Labyrinth Research Bibliography

Bibliography of Articles and Studies Related to Labyrinth Research 2022 Update (.pdf 412K) - version that will be searchable on the new Labyrinth Society website


Bibliography of Studies Related to Labyrinth Research (.pdf 517K) - version in the searchable categories below

This downloadable Bibliography has all entries sorted by author. The entries in the bibliography have been categorized below by topic and also by type (doctoral dissertation, journal article etc.).

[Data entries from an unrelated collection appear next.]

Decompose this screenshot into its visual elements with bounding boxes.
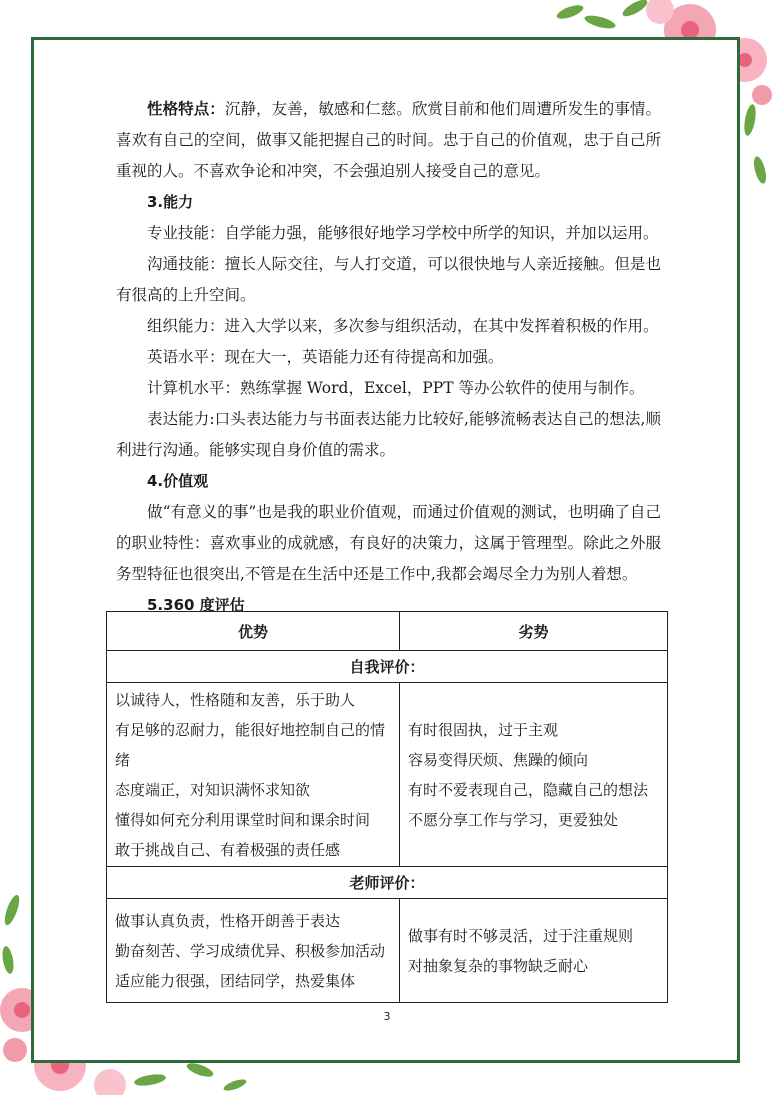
list-item: 以诚待人，性格随和友善，乐于助人	[115, 690, 356, 709]
col-header-strengths: 优势	[107, 612, 400, 651]
ability-computer: 计算机水平：熟练掌握 Word，Excel，PPT 等办公软件的使用与制作。	[147, 379, 645, 397]
list-item: 有时很固执，过于主观	[408, 720, 559, 739]
list-item: 态度端正，对知识满怀求知欲	[115, 780, 311, 799]
self-eval-title: 自我评价：	[107, 651, 668, 683]
ability-professional: 专业技能：自学能力强，能够很好地学习学校中所学的知识，并加以运用。	[147, 224, 659, 242]
section4-heading: 4.价值观	[147, 472, 209, 490]
list-item: 不愿分享工作与学习，更爱独处	[408, 810, 619, 829]
teacher-eval-title: 老师评价：	[107, 867, 668, 899]
self-weaknesses-cell	[400, 683, 668, 867]
personality-text: 沉静，友善，敏感和仁慈。欣赏目前和他们周遭所发生的事情。喜欢有自己的空间，做事又能把握自己的时间。忠于自己的价值观，忠于自己所重视的人。不喜欢争论和冲突，不会强迫别人接受自己的意见。	[116, 100, 661, 180]
list-item: 容易变得厌烦、焦躁的倾向	[408, 750, 589, 769]
list-item: 适应能力很强，团结同学，热爱集体	[115, 971, 356, 990]
page-content	[116, 93, 661, 621]
table-row	[107, 683, 668, 867]
list-item: 有足够的忍耐力，能很好地控制自己的情绪	[115, 720, 386, 769]
table-row	[107, 899, 668, 1003]
ability-expression: 表达能力:口头表达能力与书面表达能力比较好,能够流畅表达自己的想法,顺利进行沟通。能够实现自身价值的需求。	[116, 410, 661, 459]
list-item: 勤奋刻苦、学习成绩优异、积极参加活动	[115, 941, 386, 960]
personality-label: 性格特点：	[147, 99, 225, 118]
ability-communication: 沟通技能：擅长人际交往，与人打交道，可以很快地与人亲近接触。但是也有很高的上升空间。	[116, 255, 661, 304]
list-item: 做事有时不够灵活，过于注重规则	[408, 926, 634, 945]
col-header-weaknesses: 劣势	[400, 612, 668, 651]
evaluation-table	[106, 611, 668, 1003]
page-number: 3	[383, 1010, 391, 1023]
self-strengths-cell	[107, 683, 400, 867]
list-item: 懂得如何充分利用课堂时间和课余时间	[115, 810, 371, 829]
list-item: 做事认真负责，性格开朗善于表达	[115, 911, 341, 930]
teacher-weaknesses-cell	[400, 899, 668, 1003]
list-item: 敢于挑战自己、有着极强的责任感	[115, 840, 341, 859]
ability-organization: 组织能力：进入大学以来，多次参与组织活动，在其中发挥着积极的作用。	[147, 317, 659, 335]
table-section-row	[107, 867, 668, 899]
ability-english: 英语水平：现在大一，英语能力还有待提高和加强。	[147, 348, 504, 366]
section3-heading: 3.能力	[147, 193, 194, 211]
list-item: 对抽象复杂的事物缺乏耐心	[408, 956, 589, 975]
table-section-row	[107, 651, 668, 683]
list-item: 有时不爱表现自己，隐藏自己的想法	[408, 780, 649, 799]
teacher-strengths-cell	[107, 899, 400, 1003]
values-paragraph: 做“有意义的事”也是我的职业价值观，而通过价值观的测试，也明确了自己的职业特性：喜欢事业的成就感，有良好的决策力，这属于管理型。除此之外服务型特征也很突出,不管是在生活中还是工作中,我都会竭尽全力为别人着想。	[116, 503, 661, 583]
table-header-row	[107, 612, 668, 651]
section5-heading: 5.360 度评估	[147, 596, 245, 614]
personality-paragraph	[116, 93, 661, 187]
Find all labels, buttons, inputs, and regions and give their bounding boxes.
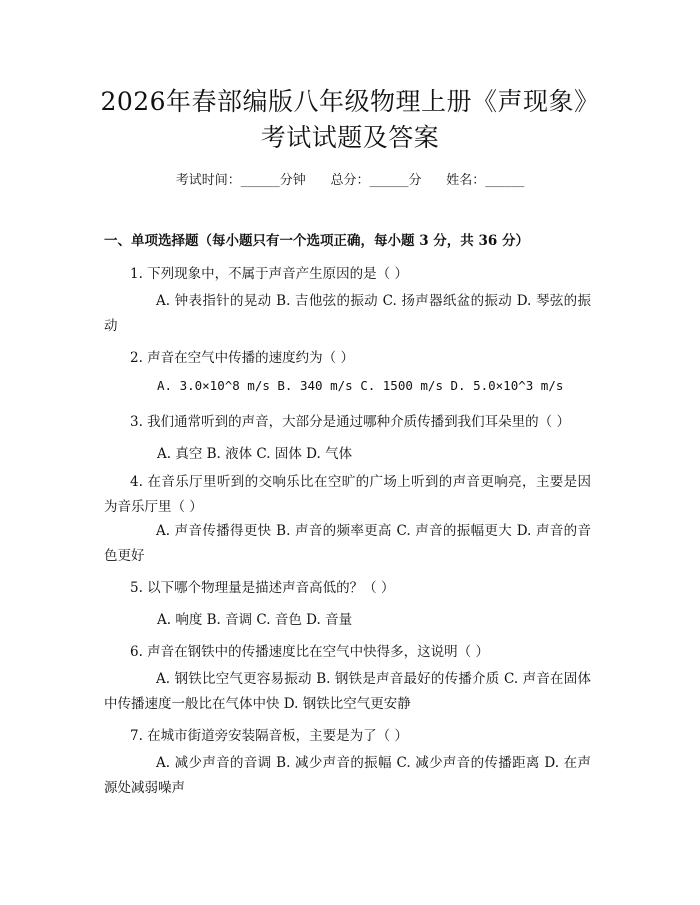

Subjects in a classical labyrinth: Tradition, speech and empire in English-language poetry

McMorris, M. D.

Abstract: This dissertation, "Subjects in a Classical Labyrinth: Tradition, Speech and Empire in English-Language Poetry," seeks to re-open the question of English literary tradition in anglophone poetry from the perspective of the recent history of decolonization. Framed around the established and continuing presence of Greco-Latin material in U.S. and Caribbean poetry since World War II, the dissertation argues that influential 20th-century accounts of tradition rely upon an array of tropes of continuity in blood and family, territorial consolidation, and imperial dominion to regulate the meaning of the Greeks and the Romans to modern literature in English. Against this rhetorical background the poem that displays the marks of the accumulated prestige of the antique corpus appears to be a participant in a diminishing or diminished tradition, one that is at odds with conceptions of poetry as speech-based, culturally-determined expression reflective of a locality, nation, or national subject. Tightly structured by the ironic opposition between tradition--"the western tradition has been Latin, and Latin means Rome"--and speech-- "no art is more stubbornly national than poetry"--as we meet it in Eliot's essays of the forties which I discuss at length, my thesis goes on to treat texts by poets from the Caribbean and the U.S. (centrally, Kamau Brathwaite, Derek Walcott, and Louis Zukofsky) as sites where the long history of the politicized transmission of the learning preserved, extracted, and formulated from the antique corpus, as Western heritage--or as Fanon says, "the Greco-Latin pedestal" collides with the commitment of the poem to maintaining a close relationship to the indigenous colloquial idiom of the poet's own cultural environment. The thesis of Greco-Latin tradition as a force of contention is historically grounded by one chapter devoted to the rhetoric of empire that informs the prosodical dispute in writers of the English Renaissance.